Interessante è notare che JCJ nulla dice sul ruolo della politica monetaria e sulla Bce. A nostro avviso questo silenzio significa non solo rispetto per l’autonomia della Bce stessa ma anche convinzione implicita che stante la crisi prima e la deflazione (con un tasso ufficiale Bce allo 0,15%) senza un’azione diretta di stimolo agli investimenti, la crescita e l’occupazione non riprenderanno anche se questo non toglie meriti a Draghi
L’Eurozona rafforzata. Ciò non significa che JCJ sottovaluti il ruolo dell’euro proponendo infatti una riqualificazione e un rafforzamento dell’Eurozona. Pur confermando la necessità di rispettare il patto di stabilità e di crescita JCJ sottolinea che le sue flessibilità vanno usate, che andranno riesaminati il “six e il two pack”, che altre riforme strutturali potranno essere sostenute da incentivi finanziari, che andranno riequilibrate sul piano sociale e di equità le politiche di stabilizzazione stile “troika”. Infine si prefigura una capacità di bilancio autonoma della Uem e anche di una rappresentanza esterna.

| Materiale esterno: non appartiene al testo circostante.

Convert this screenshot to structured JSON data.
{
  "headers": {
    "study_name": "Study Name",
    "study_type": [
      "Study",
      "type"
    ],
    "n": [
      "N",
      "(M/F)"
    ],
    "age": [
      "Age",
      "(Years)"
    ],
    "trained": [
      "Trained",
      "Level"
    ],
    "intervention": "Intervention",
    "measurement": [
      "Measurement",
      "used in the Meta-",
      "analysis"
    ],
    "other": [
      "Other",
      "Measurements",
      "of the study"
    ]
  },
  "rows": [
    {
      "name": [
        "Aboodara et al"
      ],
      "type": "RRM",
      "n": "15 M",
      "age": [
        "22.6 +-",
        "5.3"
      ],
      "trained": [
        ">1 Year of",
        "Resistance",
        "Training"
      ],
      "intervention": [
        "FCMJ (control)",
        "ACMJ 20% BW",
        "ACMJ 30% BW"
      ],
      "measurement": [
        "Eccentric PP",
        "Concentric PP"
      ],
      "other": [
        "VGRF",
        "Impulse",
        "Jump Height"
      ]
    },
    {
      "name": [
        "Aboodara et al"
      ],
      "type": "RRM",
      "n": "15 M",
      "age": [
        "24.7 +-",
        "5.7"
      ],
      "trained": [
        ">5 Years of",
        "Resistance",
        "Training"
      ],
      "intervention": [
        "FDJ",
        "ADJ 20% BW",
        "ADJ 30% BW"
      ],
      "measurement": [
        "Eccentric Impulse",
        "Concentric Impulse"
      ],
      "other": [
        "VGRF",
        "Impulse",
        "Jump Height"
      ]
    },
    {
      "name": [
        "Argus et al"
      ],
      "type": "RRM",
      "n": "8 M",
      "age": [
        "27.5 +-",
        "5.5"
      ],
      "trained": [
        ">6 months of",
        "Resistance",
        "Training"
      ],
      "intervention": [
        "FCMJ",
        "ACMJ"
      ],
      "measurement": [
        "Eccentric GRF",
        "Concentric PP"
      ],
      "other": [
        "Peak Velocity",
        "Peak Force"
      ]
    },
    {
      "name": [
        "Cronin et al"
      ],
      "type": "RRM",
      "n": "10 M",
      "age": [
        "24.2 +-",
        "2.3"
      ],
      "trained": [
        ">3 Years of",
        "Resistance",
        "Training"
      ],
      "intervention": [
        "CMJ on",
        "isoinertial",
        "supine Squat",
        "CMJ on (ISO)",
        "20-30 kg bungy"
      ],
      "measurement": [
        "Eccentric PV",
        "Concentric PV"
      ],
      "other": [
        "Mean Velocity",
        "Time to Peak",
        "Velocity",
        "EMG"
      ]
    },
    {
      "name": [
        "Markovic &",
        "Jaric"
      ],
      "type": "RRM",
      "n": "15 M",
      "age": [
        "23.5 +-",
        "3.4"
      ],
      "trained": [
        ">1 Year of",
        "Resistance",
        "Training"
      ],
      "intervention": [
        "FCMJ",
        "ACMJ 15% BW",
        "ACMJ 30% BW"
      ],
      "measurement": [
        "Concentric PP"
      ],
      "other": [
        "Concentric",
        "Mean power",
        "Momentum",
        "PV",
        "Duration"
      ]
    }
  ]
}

JCJ prende come traccia il programma dei “quattro presidenti” unito ad una scelta politica netta. E cioè che nei prossimi 5 anni non ci saranno allargamenti ad altri Paesi in quanto vanno digeriti i 13 fatti negli ultimo 10 anni.
Una conclusione italiana. JCJ, che tratta anche di altri temi (importante per l’Italia è la presa di posizione sul carattere europeo del problema migrazioni) ed è chiaro nella valorizzazione del metodo comunitario espresso dalla Commissione e dal Parlamento. JCJ tratta poco del Consiglio Europeo sapendo che qui i Capi di stato o di governo non rinunceranno a far valere gli interessi nazionali sia pure nella propria ottica comunitaria. Si capisce perciò che il Presidente Renzi voglia tenere per sé, come fanno i suoi pari, questo ruolo apicale che riassorbe di norma anche quello per la politica estera. L’Italia e l’Eurozona devono però ricominciare a crescere e per questo noi abbiamo bisogno di un Commissario all’economia reale che sostenga con forza il programma di JCJ. Una personalità come Marco Buti sarebbe qui utilissima anche perché avrebbe la capacità di interloquire con il Commissario, che conta molto, agli affari economici e monetari.